Most of the population is Catholic although these are split into those who practice the traditional mix of indigenous and Catholic beliefs and reform Catholics who put less emphasis on the political and social aspects of traditional religious practice. In the 1950s, Protestantism was introduced to the area by the Instituto Lingüístico de Verano which now includes evangelists, Baptists and Pentecostals.

Much of the region's cuisine is based on corn, along with wild and cultivated plants and fruits. Much of traditional cuisine survives because of the area's relative remoteness and traditional women still cook over wood fires, grinding corn and other foods on metates. Dishes include soups made from squash, sweet corn and beans. Beans are flavored with sesame seed. Small dishes include tlacoyos with beans, chili peppers with sesame seed, tamales with salted fish, turkey and other fillings, enchiladas zampadas.
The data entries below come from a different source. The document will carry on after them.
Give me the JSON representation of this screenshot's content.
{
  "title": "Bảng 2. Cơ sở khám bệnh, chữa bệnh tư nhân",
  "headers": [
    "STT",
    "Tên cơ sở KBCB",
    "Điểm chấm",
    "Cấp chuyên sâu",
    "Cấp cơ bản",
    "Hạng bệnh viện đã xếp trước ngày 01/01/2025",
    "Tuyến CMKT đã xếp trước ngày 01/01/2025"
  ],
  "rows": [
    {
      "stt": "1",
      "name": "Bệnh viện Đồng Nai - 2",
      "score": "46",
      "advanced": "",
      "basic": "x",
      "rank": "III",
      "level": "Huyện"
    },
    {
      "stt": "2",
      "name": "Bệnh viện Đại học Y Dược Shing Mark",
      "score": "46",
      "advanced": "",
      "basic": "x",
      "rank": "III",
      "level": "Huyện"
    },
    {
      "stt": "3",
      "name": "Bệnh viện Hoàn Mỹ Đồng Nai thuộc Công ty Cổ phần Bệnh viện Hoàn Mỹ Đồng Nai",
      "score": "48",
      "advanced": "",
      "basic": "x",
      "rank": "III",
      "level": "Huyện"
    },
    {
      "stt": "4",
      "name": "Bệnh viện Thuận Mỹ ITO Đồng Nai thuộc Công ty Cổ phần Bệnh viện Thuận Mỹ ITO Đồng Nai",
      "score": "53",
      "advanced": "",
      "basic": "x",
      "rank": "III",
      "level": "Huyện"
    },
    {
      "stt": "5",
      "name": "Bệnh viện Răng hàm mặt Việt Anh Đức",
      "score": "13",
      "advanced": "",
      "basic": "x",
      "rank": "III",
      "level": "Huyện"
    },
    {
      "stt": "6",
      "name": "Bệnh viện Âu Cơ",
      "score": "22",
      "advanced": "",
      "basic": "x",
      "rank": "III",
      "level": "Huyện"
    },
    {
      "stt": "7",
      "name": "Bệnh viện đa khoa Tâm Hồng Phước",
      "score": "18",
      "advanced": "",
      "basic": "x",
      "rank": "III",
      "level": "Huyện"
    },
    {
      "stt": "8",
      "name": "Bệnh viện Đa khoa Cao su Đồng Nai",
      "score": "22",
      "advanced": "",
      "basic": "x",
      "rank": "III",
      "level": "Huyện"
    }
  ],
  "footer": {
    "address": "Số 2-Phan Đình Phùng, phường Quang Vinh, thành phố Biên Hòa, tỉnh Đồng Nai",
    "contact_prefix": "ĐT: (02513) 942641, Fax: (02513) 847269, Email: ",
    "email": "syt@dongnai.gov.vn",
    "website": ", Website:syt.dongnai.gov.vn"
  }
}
Vegetable dishes include a green called quelite with beans or with herbs and eggs, chayote with squash seeds, enchiladas with mamey and nopal cactus with eggs. Seafood dishes include shrimp in various preparations including with sesame seed and sweet potato and grilled fish. Meats include various domestic fowl, pork, beef and rabbit, often smoked. Most ingredients are indigenous with a few exceptions such as sesame seed and almonds. Another common dish is zacahuil, which is a kind of corn pudding.

Another distinct ethnicity in the region is the Tepehua, whose language is similar to Totonac. Tepehua communities include Chicontepec and Huayacocotla.
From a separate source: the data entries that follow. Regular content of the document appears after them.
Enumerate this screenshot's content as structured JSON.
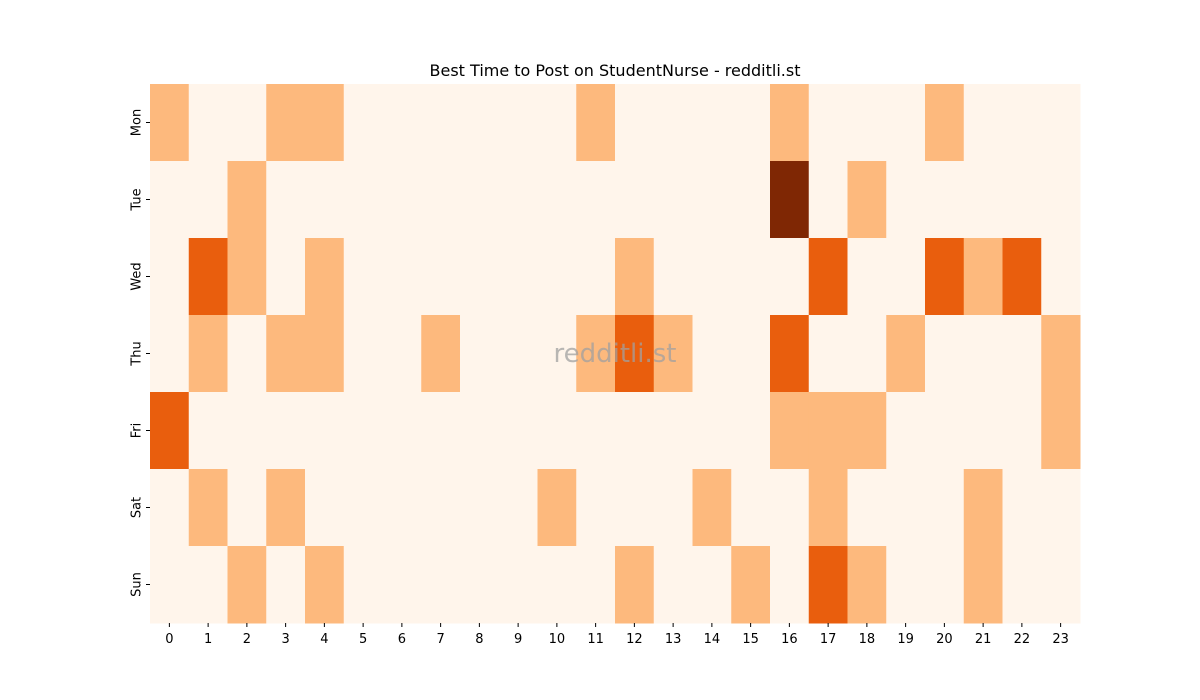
{
  "chart_data": {
    "type": "heatmap",
    "title": "Best Time to Post on StudentNurse - redditli.st",
    "watermark": "redditli.st",
    "x_categories": [
      "0",
      "1",
      "2",
      "3",
      "4",
      "5",
      "6",
      "7",
      "8",
      "9",
      "10",
      "11",
      "12",
      "13",
      "14",
      "15",
      "16",
      "17",
      "18",
      "19",
      "20",
      "21",
      "22",
      "23"
    ],
    "y_categories": [
      "Mon",
      "Tue",
      "Wed",
      "Thu",
      "Fri",
      "Sat",
      "Sun"
    ],
    "values": [
      [
        1,
        0,
        0,
        1,
        1,
        0,
        0,
        0,
        0,
        0,
        0,
        1,
        0,
        0,
        0,
        0,
        1,
        0,
        0,
        0,
        1,
        0,
        0,
        0
      ],
      [
        0,
        0,
        1,
        0,
        0,
        0,
        0,
        0,
        0,
        0,
        0,
        0,
        0,
        0,
        0,
        0,
        3,
        0,
        1,
        0,
        0,
        0,
        0,
        0
      ],
      [
        0,
        2,
        1,
        0,
        1,
        0,
        0,
        0,
        0,
        0,
        0,
        0,
        1,
        0,
        0,
        0,
        0,
        2,
        0,
        0,
        2,
        1,
        2,
        0
      ],
      [
        0,
        1,
        0,
        1,
        1,
        0,
        0,
        1,
        0,
        0,
        0,
        1,
        2,
        1,
        0,
        0,
        2,
        0,
        0,
        1,
        0,
        0,
        0,
        1
      ],
      [
        2,
        0,
        0,
        0,
        0,
        0,
        0,
        0,
        0,
        0,
        0,
        0,
        0,
        0,
        0,
        0,
        1,
        1,
        1,
        0,
        0,
        0,
        0,
        1
      ],
      [
        0,
        1,
        0,
        1,
        0,
        0,
        0,
        0,
        0,
        0,
        1,
        0,
        0,
        0,
        1,
        0,
        0,
        1,
        0,
        0,
        0,
        1,
        0,
        0
      ],
      [
        0,
        0,
        1,
        0,
        1,
        0,
        0,
        0,
        0,
        0,
        0,
        0,
        1,
        0,
        0,
        1,
        0,
        2,
        1,
        0,
        0,
        1,
        0,
        0
      ]
    ],
    "colormap": "Oranges",
    "level_colors": [
      "#fff5eb",
      "#fdb97d",
      "#e95e0d",
      "#7f2704"
    ],
    "grid": false,
    "legend": "none"
  }
}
The Cumbre Tajín is considered to be one of Mexico's five largest festivals and one of the 100 most important in the world. Centered on three sites over five days, the aim of the event is to promote Totonacapan's culture, identity and economy. The event had an economic impact of between 180 and 200 million pesos with over 400,000 visitors, temporarily employing 8,000 workers. The event attracts over 5,000 artists from Veracruz, Mexico and the world with about the same number of activities.